A la suite de la chute du gouvernement Barnier, François Bayrou est chargé de former un gouvernement dont la stabilité ne repose pas sur la bonne volonté du RN. Mais il ne peut le faire qu’en se reposant sur la bonne volonté du PS. Pas sur que ça fonctionne.
Pour que cela réussisse, il faut que le PS (voire les écologistes) jouent le jeu. Pour le moment, ils se positionnent sur le minimum : ils restent dans l’opposition, donc pas de participation au gouvernement, avec juste un engagement de non censure du gouvernement s’il n’utilise pas l’article 49.3. Pour le reste, c’est des accords texte par texte, « avec paiement comptant, au cul du camion ».
Tout cela va donner un beau bazar, car en privant le gouvernement de la possibilité de passer en force, on le met à la merci des scrutins à l’Assemblée. On a bien vu, cet automne, dès qu’un sujet est un peu clivant, rien de cohérent ne peut sortir de l’hémicycle du Palais-Bourbon et ça se termine par un rejet. Disposer du Sénat permet de réécrire quelque chose qui tienne la route, mais reste à le faire passer à l’Assemblée, qui a le dernier mot.
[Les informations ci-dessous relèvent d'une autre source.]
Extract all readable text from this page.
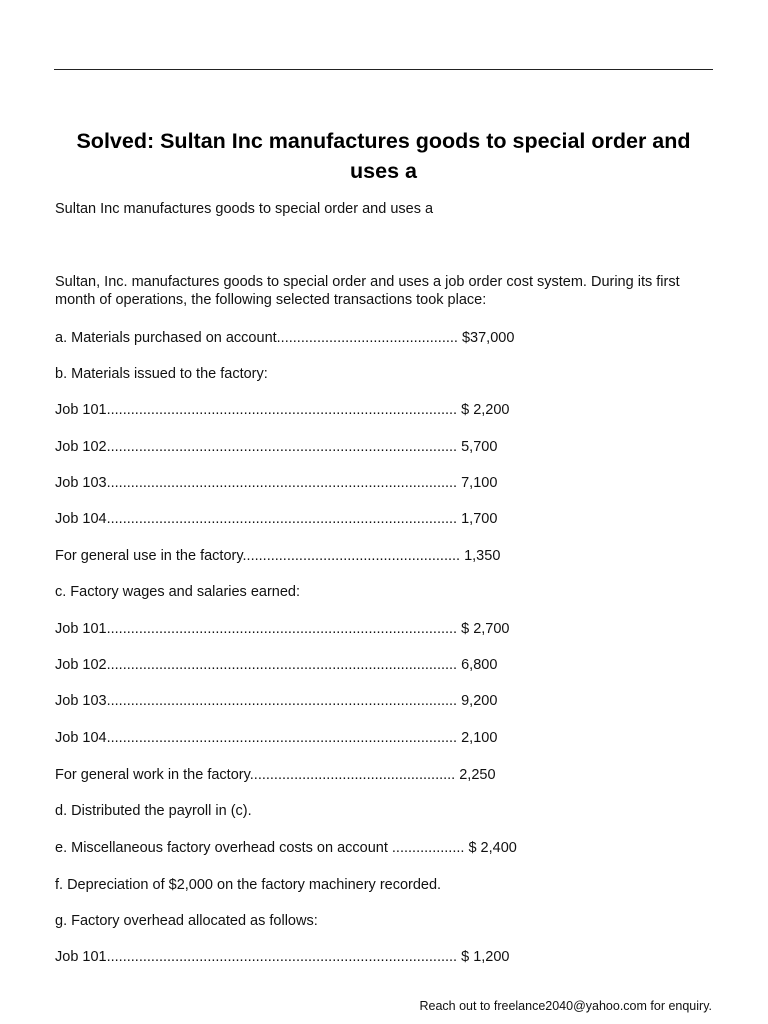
Solved: Sultan Inc manufactures goods to special order and uses a

Sultan Inc manufactures goods to special order and uses a

Sultan, Inc. manufactures goods to special order and uses a job order cost system. During its first month of operations, the following selected transactions took place:

a. Materials purchased on account............................................. $37,000

b. Materials issued to the factory:

Job 101....................................................................................... $ 2,200

Job 102....................................................................................... 5,700

Job 103....................................................................................... 7,100

Job 104....................................................................................... 1,700

For general use in the factory...................................................... 1,350

c. Factory wages and salaries earned:

Job 101....................................................................................... $ 2,700

Job 102....................................................................................... 6,800

Job 103....................................................................................... 9,200

Job 104....................................................................................... 2,100

For general work in the factory................................................... 2,250

d. Distributed the payroll in (c).

e. Miscellaneous factory overhead costs on account .................. $ 2,400

f. Depreciation of $2,000 on the factory machinery recorded.

g. Factory overhead allocated as follows:

Job 101....................................................................................... $ 1,200

Reach out to freelance2040@yahoo.com for enquiry.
L’échec retentissant sur le PLFSS illustre bien l’impasse dans laquelle se trouve le gouvernement. Et la gauche le sait parfaitement.
François Bayrou va se retrouver pris dans des lignes rouges de partout, notamment sur les textes financiers, qui vont l’amener à ne pouvoir faire passer que les choses consensuelles, ou les plus petits dénominateurs communs. Sur la loi de Finances, tout le monde est d’accord pour dire qu’il faut que la France continue à fonctionner, donc la loi spéciale sera votée. Mais derrière, seront-ils capables de se mettre d’accord sur une loi de finances ? J’ai de gros doutes, on pourrait rester longtemps, cette année, en mode « provisoire qui dure » avec plein de dysfonctionnements administratifs, et de dégâts dans le tissu associatif, social et économique. Ce serait absolument dramatique pour le pays.
Cette censure du gouvernement Barnier, et les prises de position qui ont suivi montrent clairement que les différents chefs de partis ne pensent qu’à leur carrière, à l’élection prochaine, dans le cadre mental et culturel qu’ils connaissent. Ils estiment toujours être dans une parenthèse institutionnelle qu’il faut refermer au plus vite en revenant aux urnes pour qu’une majorité absolue se dégage. Même si, pour cela, il faut sacrifier le présent. Le déficit et la dette laissent la classe politique largement indifférente, ce que chacun demande, ce sont des trophées qu’il puisse valoriser auprès des segments électoraux qu’il vise. Peu importe le coût, financier, mais également politique. Entre Marine Le Pen qui se veut la madone protectrice des intérêts pécuniaires des couches populaires, et LFI qui ne parle que du totem de l’abolition de la « réforme des retraites », leur absence de hauteur de vue m’affole.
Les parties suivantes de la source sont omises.